O crescimento demográfico continuou maior em Campinas e região
nas décadas de 1970 e 1980 do que a média nacional. Na década
de 1970 a média de crescimento populacional foi de 2,48% ao
ano no Brasil, de 5,86% m Campinas e de 6,21% ao ano na Região
de Governo de Campinas. Na década de 1970 um município da
RMC, Sumaré, teve uma média anual de crescimento demográfico
de 13%, uma das maiores do Brasil. Em todo Brasil o crescimento
demográfico começou a declinar na década de 1980, mas ainda
assim as taxas de Campinas e região foram maiores do que a
média nacional. A média brasileira foi de 1,93% ao ano, contra
2,24% em Campinas e 3,40% na Região de Governo. O mesmo ocorreu
na década de 1990. Entre 1991 e 1996 a média nacional foi
de 1,38% ao ano, em Campinas de 1,43% e na RG de Campinas
de 2,37% ao ano. Com um crescimento populacional dessa magnitude,
era fundamental uma política de planejamento do uso do território
urbano, o que não foi observado em Campinas e em toda região.

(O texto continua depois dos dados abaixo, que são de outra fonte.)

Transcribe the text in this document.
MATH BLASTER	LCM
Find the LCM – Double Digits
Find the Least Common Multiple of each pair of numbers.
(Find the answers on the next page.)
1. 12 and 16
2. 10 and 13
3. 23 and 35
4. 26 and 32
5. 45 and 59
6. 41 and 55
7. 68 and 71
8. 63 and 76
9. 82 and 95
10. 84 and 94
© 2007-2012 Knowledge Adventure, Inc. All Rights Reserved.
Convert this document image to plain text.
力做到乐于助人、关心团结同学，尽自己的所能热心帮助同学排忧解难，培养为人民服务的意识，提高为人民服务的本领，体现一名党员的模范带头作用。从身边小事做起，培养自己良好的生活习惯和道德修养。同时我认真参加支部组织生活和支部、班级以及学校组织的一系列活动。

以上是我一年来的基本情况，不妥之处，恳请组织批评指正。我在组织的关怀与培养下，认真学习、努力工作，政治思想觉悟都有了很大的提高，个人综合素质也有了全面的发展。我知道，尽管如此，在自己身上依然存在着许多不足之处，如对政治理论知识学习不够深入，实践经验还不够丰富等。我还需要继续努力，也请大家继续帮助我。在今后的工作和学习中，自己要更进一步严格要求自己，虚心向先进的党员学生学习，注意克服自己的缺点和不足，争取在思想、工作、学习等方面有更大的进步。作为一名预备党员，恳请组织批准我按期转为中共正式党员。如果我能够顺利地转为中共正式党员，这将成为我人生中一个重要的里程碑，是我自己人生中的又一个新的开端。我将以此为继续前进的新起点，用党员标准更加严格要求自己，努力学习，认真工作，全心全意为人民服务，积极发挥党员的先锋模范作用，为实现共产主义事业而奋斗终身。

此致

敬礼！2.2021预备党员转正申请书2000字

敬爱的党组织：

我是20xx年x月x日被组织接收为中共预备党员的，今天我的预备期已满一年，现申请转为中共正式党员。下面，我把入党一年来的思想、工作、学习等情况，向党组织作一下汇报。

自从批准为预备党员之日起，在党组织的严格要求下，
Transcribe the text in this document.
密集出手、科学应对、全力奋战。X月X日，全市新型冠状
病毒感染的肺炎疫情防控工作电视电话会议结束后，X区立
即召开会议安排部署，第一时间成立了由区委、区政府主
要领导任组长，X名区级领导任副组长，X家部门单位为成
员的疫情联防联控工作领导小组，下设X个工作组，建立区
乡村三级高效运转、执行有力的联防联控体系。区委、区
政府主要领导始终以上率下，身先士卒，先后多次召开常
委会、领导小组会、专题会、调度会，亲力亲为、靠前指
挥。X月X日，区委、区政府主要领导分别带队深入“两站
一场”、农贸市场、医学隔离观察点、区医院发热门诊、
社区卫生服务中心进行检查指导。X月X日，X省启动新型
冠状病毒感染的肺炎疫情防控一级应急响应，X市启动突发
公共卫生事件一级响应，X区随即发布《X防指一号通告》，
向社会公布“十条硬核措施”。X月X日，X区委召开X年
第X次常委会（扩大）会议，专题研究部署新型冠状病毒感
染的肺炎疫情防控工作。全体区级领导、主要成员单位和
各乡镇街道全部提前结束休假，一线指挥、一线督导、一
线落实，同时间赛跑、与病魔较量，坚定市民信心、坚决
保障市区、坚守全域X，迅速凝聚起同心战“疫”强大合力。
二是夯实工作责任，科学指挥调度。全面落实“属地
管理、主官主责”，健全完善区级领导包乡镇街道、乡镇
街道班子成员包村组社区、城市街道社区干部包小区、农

O resultado foi a proliferação de favelas e de loteamentos
clandestinos e a devastação dos recursos naturais, principalmente
da vegetação nativa e dos rios. Uma das conseqüências desse
processo insustentável de crescimento foi a canalização dos
rios que deram origem ao núcleo urbano de Campinas, como o
córrego Proença (canalizado ao longo da avenida Princesa D´Oeste
e da Norte-Sul), o córrego da Orosimbo Maia (antigo córrego
do Serafim) e o córrego Tanquinho, hoje totalmente sepultado
ao longo da rua Barão de Jaguara. Com a canalização, o contato
direto da população com os principais cursos d´água da região
central foi reduzido, o que contribuiu para atenuar a preocupação
coletiva com o destino dos recursos hídricos. A falta de tratamento
do esgoto urbano tornou-se outra fonte de risco para os rios
nesse período. Outro efeito negativo do crescimento desenfreado,
sem planejamento, ao longo das décadas de 1950 a 1980, foi
a aceleração da destruição da vegetação nativa, o que gerou
uma nova fonte de risco para os rios. Um exemplo foi a diminuição
em quase pela metade da mata de Santa Genebra no período,
conforme se pode verificar em fotos aéreas e de satélite.
No início do espaço urbano a área correspondente ao atual
município de Campinas era em 90% coberta por matas nativas.
O crescimento desordenado das últimas décadas foi fatal para
a devastação do que restava da vegetação natural. Entre 1946
e 1984, período correspondente ao boom populacional e de urbanização,
o total da área ocupada pela cidade aumentou de 16.246.000
metros quadrados para 114.437.712 metros quadrados, quase
dez vezes mais. Depois desse surto de expansão urbana, restaram
no início do século 21 somente 2.033,6 hectares de vegetação
nativa em Campinas, segundo o estudo desenvolvido pela agrônoma
Dionete Santin para sua tese de doutorado na Unicamp. O estudo
revelou que apenas 2,55% do município de Campinas, que tem
794,6 quilômetros quadrados de território, são ainda cobertos
por matas nativas. Um dado especialmente grave da pesquisa
foi a constatação de que somente 7% dos 445 quilômetros correspondentes
à extensão de rios, ribeirões e córregos que cortam o município
de Campinas ainda são relativamente cobertos com árvores nas
margens. A situação mais inquietante é a do rio Atibaia, que
fornece 90% da água consumida em Campinas. Dos 62 quilômetros
do rio que atravessam o território municipal, somente 6% são
cobertos com fragmentos de mata ciliar. E a destruição das
matas ciliares significa um dos maiores riscos aos rios de
Campinas e região, o que exige a aceleração dos programas
de reflorestamento ciliar. Uma estimativa do Consórcio Intermunicipal
das Bacias dos rios Piracicaba, Capivari e Jundiaí indica
que seria necessário o plantio de 200 milhões de mudas de
árvores nativas para reflorestar as matas ciliares da região.
A destruição da vegetação nativa, incluindo as matas ciliares,
confirma a necessidade de uma consistente política de planejamento
do uso do território em Campinas e região, para evitar que
as atuais fontes de risco aos rios não proliferem ainda mais.